Pharmacokinetic analysis demonstrated that balugrastim serum concentrations were detectable across dose groups in most patients (45 out of 50 patients) for at least 144 h post-dose. Drug exposure was higher in cycle 1 compared with cycle 0 (i.e., with versus without chemotherapy), most likely because chemotherapy reduces the number of neutrophils, which play an important role in the clearance of balugrastim. In cycle 1, balugrastim was detected out to 144 h in most patients (45/50 sampled) in the 150, 300, and 450 µg/kg dose groups, supporting once-per-cycle dosing. The median t ½, elim of balugrastim in cycle 1 was approximately 36 h for the 300 µg/kg dose group and 30 h for the 450 µg/kg dose group. This is longer than the reported t ½, elim for filgrastim (3–4 h), indicating that the addition of human serum albumin supports a longer-lasting G-CSF [15]. However, while the half-life of balugrastim is longer than that of filgrastim, it is not as long as albumin (~19 days in humans) [10]. G-CSFs are primarily cleared through receptor-mediated endocytosis by neutrophils and renally [16], while albumin is distributed between vascular and extravascular compartments and is degraded in a number of tissues including liver, muscle, and skin [17]. With a molecular weight of approximately 85 kDa, renal clearance of balugrastim should be reduced, while the presence of G-CSF allows for clearance via the receptor-mediated route, thereby resulting in a half-life between that of filgrastim and albumin [18].

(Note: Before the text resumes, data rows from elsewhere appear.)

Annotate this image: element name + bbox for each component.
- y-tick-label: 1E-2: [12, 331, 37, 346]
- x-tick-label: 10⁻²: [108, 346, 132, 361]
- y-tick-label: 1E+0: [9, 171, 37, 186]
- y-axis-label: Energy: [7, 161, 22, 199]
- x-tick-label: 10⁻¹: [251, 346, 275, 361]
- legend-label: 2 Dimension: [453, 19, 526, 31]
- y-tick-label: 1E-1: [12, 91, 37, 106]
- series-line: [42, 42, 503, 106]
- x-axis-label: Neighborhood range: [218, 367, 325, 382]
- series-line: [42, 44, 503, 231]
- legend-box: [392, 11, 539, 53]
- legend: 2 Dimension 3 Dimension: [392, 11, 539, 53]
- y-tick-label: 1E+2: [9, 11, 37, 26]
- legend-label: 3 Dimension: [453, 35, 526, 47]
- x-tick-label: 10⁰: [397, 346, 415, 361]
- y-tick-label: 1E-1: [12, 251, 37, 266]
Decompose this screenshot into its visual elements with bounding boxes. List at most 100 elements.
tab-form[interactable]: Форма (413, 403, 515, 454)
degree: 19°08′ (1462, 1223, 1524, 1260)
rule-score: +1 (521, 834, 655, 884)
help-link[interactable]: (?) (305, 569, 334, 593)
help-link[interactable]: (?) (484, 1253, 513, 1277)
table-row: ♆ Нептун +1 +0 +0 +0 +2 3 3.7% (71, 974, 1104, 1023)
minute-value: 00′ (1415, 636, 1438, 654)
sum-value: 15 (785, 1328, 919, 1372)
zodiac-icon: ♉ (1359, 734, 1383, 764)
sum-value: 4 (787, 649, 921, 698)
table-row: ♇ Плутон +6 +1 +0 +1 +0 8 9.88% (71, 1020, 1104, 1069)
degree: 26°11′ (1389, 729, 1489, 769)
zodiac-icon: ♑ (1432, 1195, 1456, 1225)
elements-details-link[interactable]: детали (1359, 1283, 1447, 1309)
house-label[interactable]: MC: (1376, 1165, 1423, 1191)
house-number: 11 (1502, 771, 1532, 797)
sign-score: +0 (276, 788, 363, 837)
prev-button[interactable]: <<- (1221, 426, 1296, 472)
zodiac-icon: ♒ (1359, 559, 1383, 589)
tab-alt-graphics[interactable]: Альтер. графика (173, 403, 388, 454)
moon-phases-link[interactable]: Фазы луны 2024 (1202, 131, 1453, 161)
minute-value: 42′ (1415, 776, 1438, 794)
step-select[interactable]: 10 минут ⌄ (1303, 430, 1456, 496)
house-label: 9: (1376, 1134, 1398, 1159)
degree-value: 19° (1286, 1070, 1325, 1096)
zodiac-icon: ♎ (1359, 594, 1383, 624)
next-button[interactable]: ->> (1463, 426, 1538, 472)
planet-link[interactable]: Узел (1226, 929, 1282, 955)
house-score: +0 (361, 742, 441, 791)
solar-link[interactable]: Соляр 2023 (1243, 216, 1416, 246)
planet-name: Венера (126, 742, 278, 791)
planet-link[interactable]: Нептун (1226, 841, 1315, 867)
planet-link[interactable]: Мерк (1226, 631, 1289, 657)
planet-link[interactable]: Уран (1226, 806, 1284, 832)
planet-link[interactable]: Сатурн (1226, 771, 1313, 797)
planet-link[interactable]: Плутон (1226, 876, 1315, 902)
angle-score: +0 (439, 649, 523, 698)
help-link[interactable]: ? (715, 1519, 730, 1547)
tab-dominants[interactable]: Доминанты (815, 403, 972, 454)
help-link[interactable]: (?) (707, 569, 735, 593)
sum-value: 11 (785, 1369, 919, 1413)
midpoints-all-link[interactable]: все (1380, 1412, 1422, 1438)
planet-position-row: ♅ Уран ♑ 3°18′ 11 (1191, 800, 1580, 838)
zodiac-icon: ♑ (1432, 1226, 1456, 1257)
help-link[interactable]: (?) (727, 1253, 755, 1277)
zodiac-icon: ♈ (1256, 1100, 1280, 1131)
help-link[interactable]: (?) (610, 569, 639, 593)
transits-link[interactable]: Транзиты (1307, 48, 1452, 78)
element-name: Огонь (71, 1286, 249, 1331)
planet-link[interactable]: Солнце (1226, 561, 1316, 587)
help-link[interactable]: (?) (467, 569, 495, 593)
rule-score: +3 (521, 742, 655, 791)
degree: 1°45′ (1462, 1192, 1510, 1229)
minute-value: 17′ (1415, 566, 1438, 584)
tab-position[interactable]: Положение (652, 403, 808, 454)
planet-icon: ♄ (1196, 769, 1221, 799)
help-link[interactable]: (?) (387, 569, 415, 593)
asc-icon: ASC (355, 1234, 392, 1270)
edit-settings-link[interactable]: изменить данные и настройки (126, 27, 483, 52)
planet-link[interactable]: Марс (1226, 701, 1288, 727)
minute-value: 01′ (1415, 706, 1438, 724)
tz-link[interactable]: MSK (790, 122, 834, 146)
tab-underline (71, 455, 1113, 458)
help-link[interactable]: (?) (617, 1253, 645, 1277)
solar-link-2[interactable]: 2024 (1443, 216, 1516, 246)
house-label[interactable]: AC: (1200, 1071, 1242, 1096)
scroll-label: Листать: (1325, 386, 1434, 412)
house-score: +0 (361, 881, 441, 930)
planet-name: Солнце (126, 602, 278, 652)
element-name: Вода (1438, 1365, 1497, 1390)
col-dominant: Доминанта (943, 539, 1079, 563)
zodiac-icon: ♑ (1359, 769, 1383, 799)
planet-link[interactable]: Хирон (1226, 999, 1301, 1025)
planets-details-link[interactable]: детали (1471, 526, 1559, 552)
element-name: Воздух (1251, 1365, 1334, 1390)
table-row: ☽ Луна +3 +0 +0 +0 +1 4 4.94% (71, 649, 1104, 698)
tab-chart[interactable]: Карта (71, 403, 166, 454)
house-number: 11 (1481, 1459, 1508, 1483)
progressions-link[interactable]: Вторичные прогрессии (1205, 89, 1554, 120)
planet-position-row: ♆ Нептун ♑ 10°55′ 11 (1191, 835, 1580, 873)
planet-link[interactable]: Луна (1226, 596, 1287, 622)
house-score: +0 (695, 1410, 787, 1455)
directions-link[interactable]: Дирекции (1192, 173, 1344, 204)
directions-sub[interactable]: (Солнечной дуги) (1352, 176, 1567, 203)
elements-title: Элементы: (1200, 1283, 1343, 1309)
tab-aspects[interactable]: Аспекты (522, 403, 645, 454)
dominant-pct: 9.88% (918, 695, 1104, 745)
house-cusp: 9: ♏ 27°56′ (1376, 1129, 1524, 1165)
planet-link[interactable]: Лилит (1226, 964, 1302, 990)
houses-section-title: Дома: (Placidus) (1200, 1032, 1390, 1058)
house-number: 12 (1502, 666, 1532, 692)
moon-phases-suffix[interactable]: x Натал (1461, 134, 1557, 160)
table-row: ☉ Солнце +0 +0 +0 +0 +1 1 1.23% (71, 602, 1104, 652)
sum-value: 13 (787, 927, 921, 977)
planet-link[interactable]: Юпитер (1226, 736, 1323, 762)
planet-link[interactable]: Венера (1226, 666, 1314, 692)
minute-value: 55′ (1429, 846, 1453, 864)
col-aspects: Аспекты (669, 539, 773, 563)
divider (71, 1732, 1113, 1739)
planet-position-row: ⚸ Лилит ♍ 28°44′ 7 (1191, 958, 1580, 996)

At the highest dose levels tested (300 and 450 µg/kg), treatment with balugrastim showed preliminary efficacy similar to that of pegfilgrastim 6 mg in the prevention of chemotherapy-induced neutropenia in this small population of breast cancer patients. The incidence of grade 3 or 4 neutropenia or duration of severe neutropenia was similar among the treatment groups. In phase I, cycle 0, balugrastim induced a dose-dependent increase in WBCs and ANC before the administration of chemotherapy. The ANC increases in cycle 0 were comparable to historical data for pegfilgrastim at equimolar doses [19]. As expected, WBCs and ANC declined after chemotherapy, but recovery from nadir in cycle 1 was mediated by balugrastim treatment such that ANC recovered by day 10, 2 days after nadir. In patients who do not receive prophylactic G-CSF treatment, time to reach recovery of ANC post-nadir is historically 5–7 days [6].

Results of this study support further clinical development of balugrastim. Phase II/III and phase III studies of balugrastim in breast cancer patients receiving doxorubicin plus docetaxel have been completed (NCT00837265; NCT01126190). The phase III trial evaluated a fixed 40-mg dose, which, if supported, will further simplify dosing and administration.

Results of this study should be interpreted in the context of its limitations. In particular, this study had limited statistical power to determine between-treatment differences in the phase II portion, given the small sample size. This limitation will be addressed in the larger phase II/III and phase III trials. All of the studies to date were conducted in patients with breast cancer who were receiving doxorubicin plus docetaxel; further studies are needed to determine whether the results are generalizable to patients with other tumor types and to those receiving other myelosuppressive chemotherapy regimens.

Conclusions

Balugrastim was well tolerated in this first-in-human study. In addition, the balugrastim dose-dependent increase in ANC was similar to that observed for pegfilgrastim based on historical data. In addition, the ANC recovery and safety profiles for the balugrastim 450 µg/kg group were similar to those for the pegfilgrastim 6 mg group, supporting the choice of a starting fixed dose of 30 mg (equivalent to 450 µg/kg) for further clinical trial assessment. Results from further studies in which 30, 40, and 50 mg fixed doses of balugrastim were conducted to select the appropriate dose will be available soon.